Le Organizzazioni Sindacali sottolineano come sia assolutamente fuori luogo assumere il verbale dello Spisal, dopo l’ispezione di venerdì scorso, come indicatore di “regolarità”. «Lo Spisal purtroppo, nelle sue ispezioni, avendo assunto il ruolo di sostegno agli enti nella gestione della pandemia, tralascia di entrare nella concretezza delle questioni che riguardano l’organizzazione del lavoro e i rapporti di quest’ultima con i quasi cento contagi di infermieri ed operatori, per non parlare delle centinaia di ospiti infetti – dicono i sindacati -. Il Servizio Spisal si è limitato a valutare le “carte” in ufficio senza effettuare alcun sopralluogo tra i lavoratori per verificare “sul campo” la reale applicazione delle disposizioni. A partire dai percorsi pulito/sporco assai precari in tutta la struttura o la dotazione di personale assolutamente sotto standard assistenziale. Allo Spisal non interessa che i lavoratori siano in reparto in uno anziché in tre e che, un lavoro in velocità, possa essere la causa della trasmissione del virus e del contagio che continua a diffondersi tra ospiti ed operatori».

«E lo Spisal non entra neppure nel merito delle responsabilità che vedono in capo al datore di lavoro garantire la salute e sicurezza dei lavoratori fino al punto che se le condizioni organizzative non consentono la sicurezza è necessario intervenire o con l’incremento del personale oppure con il trasferimento degli ospiti verso altre strutture per ripristinare condizioni di lavoro sicure – continua la nota sindacale -. Lo stress fisico e psichico a cui sono sottoposti i lavoratori a causa di mancate scelte dei livelli istituzionali che sul problema hanno precise responsabilità, vedi il mancato lockdown invocato da tutte le Organizzazioni Sindacali di medici e infermieri, stanno creando una condizione grave per i lavoratori.
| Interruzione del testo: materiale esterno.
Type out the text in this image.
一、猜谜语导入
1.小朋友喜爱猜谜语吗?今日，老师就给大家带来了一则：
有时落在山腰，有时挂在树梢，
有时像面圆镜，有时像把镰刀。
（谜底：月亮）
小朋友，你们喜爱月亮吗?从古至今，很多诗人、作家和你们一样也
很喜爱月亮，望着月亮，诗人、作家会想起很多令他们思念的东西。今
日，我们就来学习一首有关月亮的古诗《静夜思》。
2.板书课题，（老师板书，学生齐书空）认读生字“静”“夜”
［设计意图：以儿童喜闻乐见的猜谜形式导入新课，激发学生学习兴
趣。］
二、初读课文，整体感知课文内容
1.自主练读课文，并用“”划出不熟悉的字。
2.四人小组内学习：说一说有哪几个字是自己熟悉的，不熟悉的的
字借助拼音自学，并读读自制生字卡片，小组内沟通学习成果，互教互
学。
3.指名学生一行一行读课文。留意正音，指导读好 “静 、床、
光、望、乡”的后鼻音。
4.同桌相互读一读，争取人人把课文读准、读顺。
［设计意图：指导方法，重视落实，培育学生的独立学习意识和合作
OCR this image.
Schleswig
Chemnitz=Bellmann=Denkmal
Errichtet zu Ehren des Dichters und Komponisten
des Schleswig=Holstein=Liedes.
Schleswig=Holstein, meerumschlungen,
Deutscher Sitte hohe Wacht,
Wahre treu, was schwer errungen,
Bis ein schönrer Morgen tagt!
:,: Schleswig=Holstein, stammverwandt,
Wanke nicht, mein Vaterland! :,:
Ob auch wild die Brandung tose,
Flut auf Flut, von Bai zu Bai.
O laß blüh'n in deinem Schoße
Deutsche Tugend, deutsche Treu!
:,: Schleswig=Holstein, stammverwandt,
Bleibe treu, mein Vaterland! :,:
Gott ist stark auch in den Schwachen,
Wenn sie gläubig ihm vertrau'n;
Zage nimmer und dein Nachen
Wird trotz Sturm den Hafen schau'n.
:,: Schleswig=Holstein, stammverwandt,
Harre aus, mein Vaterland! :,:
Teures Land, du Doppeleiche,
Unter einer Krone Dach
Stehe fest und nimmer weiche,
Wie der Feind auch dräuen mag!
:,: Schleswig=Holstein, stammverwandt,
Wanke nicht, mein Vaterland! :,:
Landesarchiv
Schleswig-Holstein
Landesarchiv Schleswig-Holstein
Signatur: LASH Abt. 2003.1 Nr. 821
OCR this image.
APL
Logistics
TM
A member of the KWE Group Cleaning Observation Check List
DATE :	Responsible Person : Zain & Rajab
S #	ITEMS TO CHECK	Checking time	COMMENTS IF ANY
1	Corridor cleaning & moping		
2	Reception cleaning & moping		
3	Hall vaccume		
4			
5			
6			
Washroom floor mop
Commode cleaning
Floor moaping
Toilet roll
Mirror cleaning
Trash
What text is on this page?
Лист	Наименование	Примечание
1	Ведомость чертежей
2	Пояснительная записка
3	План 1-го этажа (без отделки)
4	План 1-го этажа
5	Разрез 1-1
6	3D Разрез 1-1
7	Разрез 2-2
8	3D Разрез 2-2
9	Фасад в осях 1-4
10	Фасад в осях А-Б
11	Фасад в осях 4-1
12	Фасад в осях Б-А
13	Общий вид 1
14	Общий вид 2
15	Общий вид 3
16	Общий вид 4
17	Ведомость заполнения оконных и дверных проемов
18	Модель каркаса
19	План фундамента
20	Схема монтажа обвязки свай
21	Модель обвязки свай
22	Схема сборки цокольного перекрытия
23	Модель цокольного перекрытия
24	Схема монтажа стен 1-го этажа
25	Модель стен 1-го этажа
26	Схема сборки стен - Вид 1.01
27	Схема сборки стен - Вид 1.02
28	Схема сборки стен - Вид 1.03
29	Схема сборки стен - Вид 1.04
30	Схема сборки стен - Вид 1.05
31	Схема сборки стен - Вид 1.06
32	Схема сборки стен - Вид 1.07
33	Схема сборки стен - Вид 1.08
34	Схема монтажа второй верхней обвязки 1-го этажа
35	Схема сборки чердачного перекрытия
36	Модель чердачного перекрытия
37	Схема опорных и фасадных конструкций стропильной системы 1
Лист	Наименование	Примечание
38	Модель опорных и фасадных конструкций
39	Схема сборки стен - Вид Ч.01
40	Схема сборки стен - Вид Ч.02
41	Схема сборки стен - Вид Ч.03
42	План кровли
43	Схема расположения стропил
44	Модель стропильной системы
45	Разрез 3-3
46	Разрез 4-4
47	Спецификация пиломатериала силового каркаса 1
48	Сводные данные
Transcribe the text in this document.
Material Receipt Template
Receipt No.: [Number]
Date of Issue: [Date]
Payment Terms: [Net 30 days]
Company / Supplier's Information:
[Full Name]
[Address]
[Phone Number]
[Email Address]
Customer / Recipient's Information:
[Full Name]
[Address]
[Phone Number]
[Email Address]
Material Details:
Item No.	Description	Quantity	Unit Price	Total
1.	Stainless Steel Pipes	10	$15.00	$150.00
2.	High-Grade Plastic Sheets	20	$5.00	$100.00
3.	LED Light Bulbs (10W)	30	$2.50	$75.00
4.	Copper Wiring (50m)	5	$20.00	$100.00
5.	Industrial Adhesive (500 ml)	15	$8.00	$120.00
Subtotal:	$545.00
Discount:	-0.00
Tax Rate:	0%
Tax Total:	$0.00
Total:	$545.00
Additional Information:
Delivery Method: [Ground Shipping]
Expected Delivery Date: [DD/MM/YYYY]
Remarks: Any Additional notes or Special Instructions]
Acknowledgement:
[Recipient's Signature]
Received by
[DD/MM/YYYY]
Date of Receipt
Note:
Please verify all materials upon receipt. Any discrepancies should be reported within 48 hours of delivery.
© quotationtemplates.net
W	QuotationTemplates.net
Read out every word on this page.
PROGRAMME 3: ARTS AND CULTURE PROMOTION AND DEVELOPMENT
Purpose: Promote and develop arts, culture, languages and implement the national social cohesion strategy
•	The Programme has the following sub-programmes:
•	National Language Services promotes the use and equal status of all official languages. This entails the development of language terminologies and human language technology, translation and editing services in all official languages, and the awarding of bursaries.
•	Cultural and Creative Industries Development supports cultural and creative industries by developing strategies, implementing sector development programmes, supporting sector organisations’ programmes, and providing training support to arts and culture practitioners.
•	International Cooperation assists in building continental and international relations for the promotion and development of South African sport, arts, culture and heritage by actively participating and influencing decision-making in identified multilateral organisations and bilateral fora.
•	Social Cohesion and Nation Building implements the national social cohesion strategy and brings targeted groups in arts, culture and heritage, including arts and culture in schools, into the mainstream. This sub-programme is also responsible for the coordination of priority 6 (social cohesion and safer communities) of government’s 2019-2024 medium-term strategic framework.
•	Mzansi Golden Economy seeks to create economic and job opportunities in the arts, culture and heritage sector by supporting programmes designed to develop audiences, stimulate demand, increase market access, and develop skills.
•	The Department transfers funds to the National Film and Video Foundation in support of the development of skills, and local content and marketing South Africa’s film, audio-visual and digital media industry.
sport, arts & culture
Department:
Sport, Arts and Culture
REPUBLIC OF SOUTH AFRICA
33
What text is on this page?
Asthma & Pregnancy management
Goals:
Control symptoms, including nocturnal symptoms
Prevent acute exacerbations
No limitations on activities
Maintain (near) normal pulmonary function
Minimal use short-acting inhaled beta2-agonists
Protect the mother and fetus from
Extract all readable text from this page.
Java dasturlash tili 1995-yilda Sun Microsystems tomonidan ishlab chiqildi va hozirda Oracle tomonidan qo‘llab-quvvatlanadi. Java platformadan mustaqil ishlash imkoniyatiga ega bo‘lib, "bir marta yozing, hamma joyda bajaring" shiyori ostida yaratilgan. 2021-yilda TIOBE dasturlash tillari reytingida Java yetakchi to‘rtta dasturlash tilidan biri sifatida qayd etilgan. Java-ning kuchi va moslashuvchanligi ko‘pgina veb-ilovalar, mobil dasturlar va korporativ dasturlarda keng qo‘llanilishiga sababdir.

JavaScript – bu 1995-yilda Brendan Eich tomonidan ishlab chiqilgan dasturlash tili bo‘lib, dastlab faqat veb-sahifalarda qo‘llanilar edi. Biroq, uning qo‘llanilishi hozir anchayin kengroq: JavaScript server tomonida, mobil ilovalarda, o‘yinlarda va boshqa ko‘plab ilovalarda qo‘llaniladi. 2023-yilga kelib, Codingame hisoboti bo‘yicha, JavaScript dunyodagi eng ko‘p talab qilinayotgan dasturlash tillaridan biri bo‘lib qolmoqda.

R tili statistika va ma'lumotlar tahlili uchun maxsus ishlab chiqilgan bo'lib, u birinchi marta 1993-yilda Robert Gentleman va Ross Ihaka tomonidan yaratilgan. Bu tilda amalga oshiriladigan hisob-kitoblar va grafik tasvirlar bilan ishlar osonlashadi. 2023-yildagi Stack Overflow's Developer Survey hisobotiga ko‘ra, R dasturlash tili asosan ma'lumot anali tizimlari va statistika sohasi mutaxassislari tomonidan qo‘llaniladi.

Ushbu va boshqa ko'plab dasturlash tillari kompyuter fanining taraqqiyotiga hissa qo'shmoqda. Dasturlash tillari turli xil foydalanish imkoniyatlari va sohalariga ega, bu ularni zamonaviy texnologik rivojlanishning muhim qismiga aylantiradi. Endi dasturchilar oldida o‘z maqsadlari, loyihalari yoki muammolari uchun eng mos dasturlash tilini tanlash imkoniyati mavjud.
Lo sappiamo tutti, tranne lo Spisal, che c’è una differenza sostanziale tra guardare le carte e verificarle. Ma questo servizio purtroppo, nelle case di riposo, lavora così e chiude tutti i verbali con l’accertamento dell’assenza di irregolarità e quindi di responsabilità».

«È stato così anche nella prima emergenza quando tutte le “ispezioni” si sono chiuse con l’assenza di irregoralità – concludono i sindacati -. Naturalmente l’ente, nel suo confermato stile ne ha fatto una bandiera per screditare ancora una volta le Organizzazioni Sindacali e la Rsu che, di fronte a tanta regolarità, procedono con uno sciopero simbolico. Rispondiamo sì, confermiamo sciopero e presidio e invieremo noi alla Procura della Repubblica quelle che, nella giornata di ispezione, erano le reali condizioni organizzative all’interno dell’ente».